Re: [LSF/MM/BPF TOPIC] CXL Development Discussions

Dan Williams <dan.j.williams@xxxxxxxxx> · Mon, 6 May 2024 16:47:37 -0700

Adam Manzanares wrote:
> Hello all,
> 
> I would like to have a discussion with the CXL development community about
> current outstanding issues and also invite developers interested in RAS and
> memory tiering to participate.

Thanks for putting this together Adam!

> The first topic I believe we should discuss is how we can ensure as a group
> that we are prioritizing upstream work. On a recent upstream CXL development
> discussion call there was a call to review more work. I apologize for not
> grabbing the link, but I believe Dave Jiang is leveraging patchwork and this
> link should be shared with others so we can help get more reviews where needed.

Dave already replied here but one thing I will add is help keeping an
eye out for things that should be in queue. Likely a good way to
do that is send a note along with a review so both get reflected in the
tracking.

> The second topic I would like to discuss is how we integrate RAS features that
> have similar equivalents in the kernel. A CXL device can provide info about 
> memory media errors in a similar fashion to memory controllers that have EDAC
> support. Discussions have been put on the list and I would like to hear thoughts
> from the community about where this should go [1]. On the same topic CXL has 
> port level RAS features and the PCIe DW series touched on this issue  [2]

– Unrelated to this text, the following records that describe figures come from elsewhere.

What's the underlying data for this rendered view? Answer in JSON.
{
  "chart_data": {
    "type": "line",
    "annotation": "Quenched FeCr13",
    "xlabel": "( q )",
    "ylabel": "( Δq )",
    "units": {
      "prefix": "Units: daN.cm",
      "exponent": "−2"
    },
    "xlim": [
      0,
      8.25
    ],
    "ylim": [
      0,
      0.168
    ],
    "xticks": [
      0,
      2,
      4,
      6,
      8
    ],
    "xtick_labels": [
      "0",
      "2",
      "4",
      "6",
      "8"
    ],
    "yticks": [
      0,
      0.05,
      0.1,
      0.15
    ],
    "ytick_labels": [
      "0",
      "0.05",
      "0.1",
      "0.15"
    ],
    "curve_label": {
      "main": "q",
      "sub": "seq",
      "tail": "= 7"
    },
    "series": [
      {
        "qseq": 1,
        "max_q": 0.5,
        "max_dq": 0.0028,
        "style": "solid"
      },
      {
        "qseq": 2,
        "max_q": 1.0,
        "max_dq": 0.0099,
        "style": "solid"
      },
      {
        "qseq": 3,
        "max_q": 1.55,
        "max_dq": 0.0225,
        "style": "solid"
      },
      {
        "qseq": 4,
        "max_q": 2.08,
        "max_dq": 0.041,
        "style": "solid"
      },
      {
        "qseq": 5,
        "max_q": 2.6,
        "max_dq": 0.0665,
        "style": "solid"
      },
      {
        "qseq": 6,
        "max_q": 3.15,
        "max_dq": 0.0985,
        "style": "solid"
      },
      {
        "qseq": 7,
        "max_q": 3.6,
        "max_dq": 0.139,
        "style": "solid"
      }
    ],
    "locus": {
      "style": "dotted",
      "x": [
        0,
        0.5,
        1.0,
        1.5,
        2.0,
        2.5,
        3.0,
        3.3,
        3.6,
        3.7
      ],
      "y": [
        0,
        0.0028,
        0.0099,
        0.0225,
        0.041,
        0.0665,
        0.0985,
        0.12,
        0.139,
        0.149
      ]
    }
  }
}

If I could uplevel this a bit there are multiple efforts in memory RAS
that likely want to figure out a cohesive story, or at least make
conscious decisions about implementation divergence. Some related work
that caught my eye:

* AMD M1300 specific poison handling that sounds similar to CXL List
  Poison facility:
  http://lore.kernel.org/r/20240214033516.1344948-3-yazen.ghannam@xxxxxxx

* Scrub subsystem that has both ACPI and CXL intercepts:
  http://lore.kernel.org/r/20240419164720.1765-1-shiju.jose@xxxxxxxxxx

* Inconsistencies between firmware reported fatal errors and native
  error handling, compare:

  ghes_proc()::
        if (ghes_severity(estatus->error_severity) >= GHES_SEV_PANIC)
                __ghes_panic(ghes, estatus, buf_paddr, FIX_APEI_GHES_IRQ);

  ...vs:

  pcie_do_recovery()::
        /* TODO: Should kernel panic here? */
        pci_info(bridge, "device recovery failed\n");

  Also the inconsistencies between EXTLOG, GHES, BERT, and native error
  reporting.

> The third topic I would like to discuss is how we can get a set of common
> benchmarks for memory tiering evaluations. Our team has done some initial
> work in this space, but we want to hear more from end users about their 
> workloads of concern. There was a proposal related to this topic, but from what 
> I understand no meeting has been held [3]. 
> 
> The last topic that I believe is worth discussion is how do we come up with
> a baseline for testing. I am aware of 3 efforts that could be used cxl_test, 
> qemu, and uunit testing framework [4].

I think benchmarking for memory-tiering is orthogonal to patch
unit, function, and integration testing.

For testing I think it is an "all of the above plus hardware testing if
possible" situation. My hope is to get to a point where CXL patchwork
lights up "S/W/F" columns with backend tests similar to NETDEV
patchwork:

https://patchwork.kernel.org/project/netdevbpf/list/

There are some initial discussions about how to do this likely we can
grab some folks to discuss more.

I think Paul and Song would be useful to have for this discussion. Can
you recommend others that would be useful for this or other CXL
topics to help with timeslot conflict resolution?